Lionel Shriver Praises Cultural Appropriation, Attacks ‘Super-Sensitivity’—While Wearing a Sombrero

ShriverLionel Shriver—author of We Need to Talk About Kevin—hailed cultural appropriation as an important and necessary tool for fiction writers during a speech at the Brisbane Writers Festival last week. She even did so while wearing a sombrero—an ode to the Bowdoin College incident.

“The moral of the sombrero scandals is clear: you’re not supposed to try on other people’s hats,” she said, according to The Guardian. “Yet that’s what we’re paid to do, isn’t it?
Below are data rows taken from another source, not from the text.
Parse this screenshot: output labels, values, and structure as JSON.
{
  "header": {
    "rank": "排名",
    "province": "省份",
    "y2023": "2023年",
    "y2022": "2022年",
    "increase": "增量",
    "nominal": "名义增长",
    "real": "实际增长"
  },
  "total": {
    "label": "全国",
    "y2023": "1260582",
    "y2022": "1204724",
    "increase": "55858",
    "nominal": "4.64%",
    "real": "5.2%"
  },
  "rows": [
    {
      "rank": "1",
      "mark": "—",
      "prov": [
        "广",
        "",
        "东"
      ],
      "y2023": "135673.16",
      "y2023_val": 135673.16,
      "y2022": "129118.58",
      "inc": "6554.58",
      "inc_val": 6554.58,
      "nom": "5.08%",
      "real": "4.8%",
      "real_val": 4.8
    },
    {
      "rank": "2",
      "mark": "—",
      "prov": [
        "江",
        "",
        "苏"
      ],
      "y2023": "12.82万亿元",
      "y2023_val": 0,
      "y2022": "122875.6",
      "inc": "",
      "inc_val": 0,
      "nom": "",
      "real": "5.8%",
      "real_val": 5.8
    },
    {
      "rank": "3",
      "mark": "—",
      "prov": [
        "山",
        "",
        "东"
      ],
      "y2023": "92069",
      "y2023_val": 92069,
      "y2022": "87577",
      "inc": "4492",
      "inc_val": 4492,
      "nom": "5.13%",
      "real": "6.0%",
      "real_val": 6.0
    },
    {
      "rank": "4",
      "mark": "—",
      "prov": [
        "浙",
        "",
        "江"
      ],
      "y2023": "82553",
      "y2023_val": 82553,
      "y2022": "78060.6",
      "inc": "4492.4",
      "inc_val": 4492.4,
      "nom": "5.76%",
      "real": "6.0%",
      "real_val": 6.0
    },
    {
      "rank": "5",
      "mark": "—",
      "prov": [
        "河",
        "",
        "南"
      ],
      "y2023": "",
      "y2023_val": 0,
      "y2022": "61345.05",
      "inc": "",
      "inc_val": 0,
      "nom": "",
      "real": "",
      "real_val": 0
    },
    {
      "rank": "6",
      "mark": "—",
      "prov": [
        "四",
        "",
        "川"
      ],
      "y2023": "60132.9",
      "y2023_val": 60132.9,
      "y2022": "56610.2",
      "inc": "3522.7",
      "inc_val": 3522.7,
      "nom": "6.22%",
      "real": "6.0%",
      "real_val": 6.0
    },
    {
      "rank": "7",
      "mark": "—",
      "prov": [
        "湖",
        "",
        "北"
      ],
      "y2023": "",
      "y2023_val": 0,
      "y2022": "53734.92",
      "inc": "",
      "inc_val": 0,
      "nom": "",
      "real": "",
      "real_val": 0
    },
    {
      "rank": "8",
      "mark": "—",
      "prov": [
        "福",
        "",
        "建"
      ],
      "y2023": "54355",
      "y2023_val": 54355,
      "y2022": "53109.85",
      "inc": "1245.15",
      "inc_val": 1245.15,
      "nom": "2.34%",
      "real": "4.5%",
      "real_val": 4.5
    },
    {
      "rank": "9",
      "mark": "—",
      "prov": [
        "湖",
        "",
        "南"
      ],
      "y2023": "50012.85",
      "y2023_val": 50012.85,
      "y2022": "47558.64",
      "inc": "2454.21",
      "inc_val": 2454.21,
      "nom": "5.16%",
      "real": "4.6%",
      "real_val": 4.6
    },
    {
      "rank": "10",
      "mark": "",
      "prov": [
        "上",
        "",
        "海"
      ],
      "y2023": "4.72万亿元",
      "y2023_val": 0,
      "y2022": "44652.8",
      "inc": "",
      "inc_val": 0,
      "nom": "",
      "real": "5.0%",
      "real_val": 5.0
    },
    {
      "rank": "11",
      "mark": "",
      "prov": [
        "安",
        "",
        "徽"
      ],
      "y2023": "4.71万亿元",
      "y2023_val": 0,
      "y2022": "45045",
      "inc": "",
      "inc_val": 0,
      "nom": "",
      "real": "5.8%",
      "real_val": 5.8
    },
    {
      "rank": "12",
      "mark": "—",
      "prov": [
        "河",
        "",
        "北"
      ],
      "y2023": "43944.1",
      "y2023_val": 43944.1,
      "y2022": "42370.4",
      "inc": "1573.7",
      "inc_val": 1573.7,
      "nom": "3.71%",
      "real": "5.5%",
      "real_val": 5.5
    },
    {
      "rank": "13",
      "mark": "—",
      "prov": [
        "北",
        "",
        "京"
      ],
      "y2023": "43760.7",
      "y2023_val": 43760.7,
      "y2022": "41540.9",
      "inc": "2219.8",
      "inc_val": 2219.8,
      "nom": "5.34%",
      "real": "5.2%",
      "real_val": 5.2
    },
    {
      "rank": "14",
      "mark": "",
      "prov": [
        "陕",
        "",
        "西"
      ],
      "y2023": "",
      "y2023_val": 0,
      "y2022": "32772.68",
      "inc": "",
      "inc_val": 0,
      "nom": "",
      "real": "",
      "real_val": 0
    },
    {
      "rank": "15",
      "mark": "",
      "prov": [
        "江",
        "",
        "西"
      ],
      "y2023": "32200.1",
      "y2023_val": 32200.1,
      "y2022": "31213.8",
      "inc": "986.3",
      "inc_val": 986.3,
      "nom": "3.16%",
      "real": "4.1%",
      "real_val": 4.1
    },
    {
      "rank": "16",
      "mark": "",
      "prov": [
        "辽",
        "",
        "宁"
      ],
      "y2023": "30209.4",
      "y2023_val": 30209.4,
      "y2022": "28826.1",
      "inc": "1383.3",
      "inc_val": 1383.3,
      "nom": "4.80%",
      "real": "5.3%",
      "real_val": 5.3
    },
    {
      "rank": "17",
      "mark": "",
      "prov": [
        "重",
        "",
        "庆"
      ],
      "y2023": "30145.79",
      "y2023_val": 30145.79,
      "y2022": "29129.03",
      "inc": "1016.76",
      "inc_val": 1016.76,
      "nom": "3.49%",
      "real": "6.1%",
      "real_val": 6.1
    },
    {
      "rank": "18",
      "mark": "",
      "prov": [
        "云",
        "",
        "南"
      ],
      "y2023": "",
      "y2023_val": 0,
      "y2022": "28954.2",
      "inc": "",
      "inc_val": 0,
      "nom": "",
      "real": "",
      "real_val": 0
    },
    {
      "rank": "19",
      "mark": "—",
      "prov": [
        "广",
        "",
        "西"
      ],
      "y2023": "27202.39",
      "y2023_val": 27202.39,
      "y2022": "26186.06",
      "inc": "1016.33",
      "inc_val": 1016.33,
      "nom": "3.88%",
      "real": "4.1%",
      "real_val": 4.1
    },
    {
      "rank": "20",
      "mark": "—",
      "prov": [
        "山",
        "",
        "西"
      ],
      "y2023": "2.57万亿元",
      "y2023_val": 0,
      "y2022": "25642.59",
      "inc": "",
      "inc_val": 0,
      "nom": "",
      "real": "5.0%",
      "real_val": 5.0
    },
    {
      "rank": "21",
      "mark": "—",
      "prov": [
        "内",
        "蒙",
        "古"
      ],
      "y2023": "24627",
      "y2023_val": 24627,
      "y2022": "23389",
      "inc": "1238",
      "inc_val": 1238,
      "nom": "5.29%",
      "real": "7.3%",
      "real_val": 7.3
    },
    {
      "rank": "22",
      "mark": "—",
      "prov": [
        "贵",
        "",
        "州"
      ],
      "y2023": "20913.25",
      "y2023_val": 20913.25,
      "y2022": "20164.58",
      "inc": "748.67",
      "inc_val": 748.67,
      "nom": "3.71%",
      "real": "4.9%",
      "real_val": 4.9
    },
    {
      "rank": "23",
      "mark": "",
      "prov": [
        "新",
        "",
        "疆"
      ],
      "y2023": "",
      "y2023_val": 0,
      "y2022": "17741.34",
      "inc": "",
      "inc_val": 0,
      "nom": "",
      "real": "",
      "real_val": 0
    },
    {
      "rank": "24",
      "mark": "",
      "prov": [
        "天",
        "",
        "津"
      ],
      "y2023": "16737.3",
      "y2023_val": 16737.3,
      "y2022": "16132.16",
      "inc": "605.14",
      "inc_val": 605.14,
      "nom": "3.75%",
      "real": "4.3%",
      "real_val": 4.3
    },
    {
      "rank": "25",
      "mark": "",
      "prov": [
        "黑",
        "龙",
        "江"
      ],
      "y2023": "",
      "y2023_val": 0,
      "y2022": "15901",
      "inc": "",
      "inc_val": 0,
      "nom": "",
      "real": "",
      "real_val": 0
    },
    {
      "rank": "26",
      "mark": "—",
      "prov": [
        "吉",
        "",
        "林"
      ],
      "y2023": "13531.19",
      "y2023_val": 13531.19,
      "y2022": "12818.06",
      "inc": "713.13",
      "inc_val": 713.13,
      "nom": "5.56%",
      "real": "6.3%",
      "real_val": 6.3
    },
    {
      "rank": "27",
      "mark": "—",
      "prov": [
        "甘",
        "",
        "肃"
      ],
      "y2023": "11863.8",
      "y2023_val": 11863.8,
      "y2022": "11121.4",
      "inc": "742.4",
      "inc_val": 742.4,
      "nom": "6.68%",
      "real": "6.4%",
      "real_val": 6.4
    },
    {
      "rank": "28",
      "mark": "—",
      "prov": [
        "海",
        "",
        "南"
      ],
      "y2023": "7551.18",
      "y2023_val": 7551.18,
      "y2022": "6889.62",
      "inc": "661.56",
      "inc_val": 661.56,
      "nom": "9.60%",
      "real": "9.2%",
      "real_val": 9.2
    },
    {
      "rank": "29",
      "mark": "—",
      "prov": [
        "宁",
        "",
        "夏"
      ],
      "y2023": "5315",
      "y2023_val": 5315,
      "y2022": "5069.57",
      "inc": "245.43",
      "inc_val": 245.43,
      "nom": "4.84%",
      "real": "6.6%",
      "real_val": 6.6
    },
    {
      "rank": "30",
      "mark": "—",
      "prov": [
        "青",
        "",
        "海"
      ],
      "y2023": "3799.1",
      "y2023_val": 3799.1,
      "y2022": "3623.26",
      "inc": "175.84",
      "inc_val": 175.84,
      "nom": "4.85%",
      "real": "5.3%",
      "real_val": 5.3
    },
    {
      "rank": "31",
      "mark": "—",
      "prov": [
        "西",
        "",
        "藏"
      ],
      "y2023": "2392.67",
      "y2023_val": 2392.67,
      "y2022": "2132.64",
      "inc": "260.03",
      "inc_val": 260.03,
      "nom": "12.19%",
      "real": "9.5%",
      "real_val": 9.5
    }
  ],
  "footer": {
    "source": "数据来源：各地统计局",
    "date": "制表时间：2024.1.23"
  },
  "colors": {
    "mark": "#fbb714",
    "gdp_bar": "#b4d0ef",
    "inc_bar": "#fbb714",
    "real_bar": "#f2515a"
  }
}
Step into other people’s shoes, and try on their hats.”

Shriver points out that if no one were allowed to borrow from other cultural traditions, she would be obligated to set every single one of her novels in North Carolina—and all of her characters would have to be based upon her own experiences.

The result would be narrow-minded and dreadfully boring, Shriver noted:

I am hopeful that the concept of “cultural appropriation” is a passing fad: people with different backgrounds rubbing up against each other and exchanging ideas and practices is self-evidently one of the most productive, fascinating aspects of modern urban life.

But this latest and little absurd no-no is part of a larger climate of super-sensitivity, giving rise to proliferating prohibitions supposedly in the interest of social justice that constrain fiction writers and prospectively makes our work impossible.

Read her full remarks here.

It’s great to see such a prolific and well-respected author defending the process of writing from the purveyors of political correctness. Shaming writers who borrow from other cultural traditions is in no one’s best interests: this kind of thought-policing would actually lead to less diversity, as Sonny Bunch points out.

I hope Shriver is invited to give this talk at an American university campus. This is a message that students need to hear—though they are likely to organize a dis-invitation campaign against her, I suppose.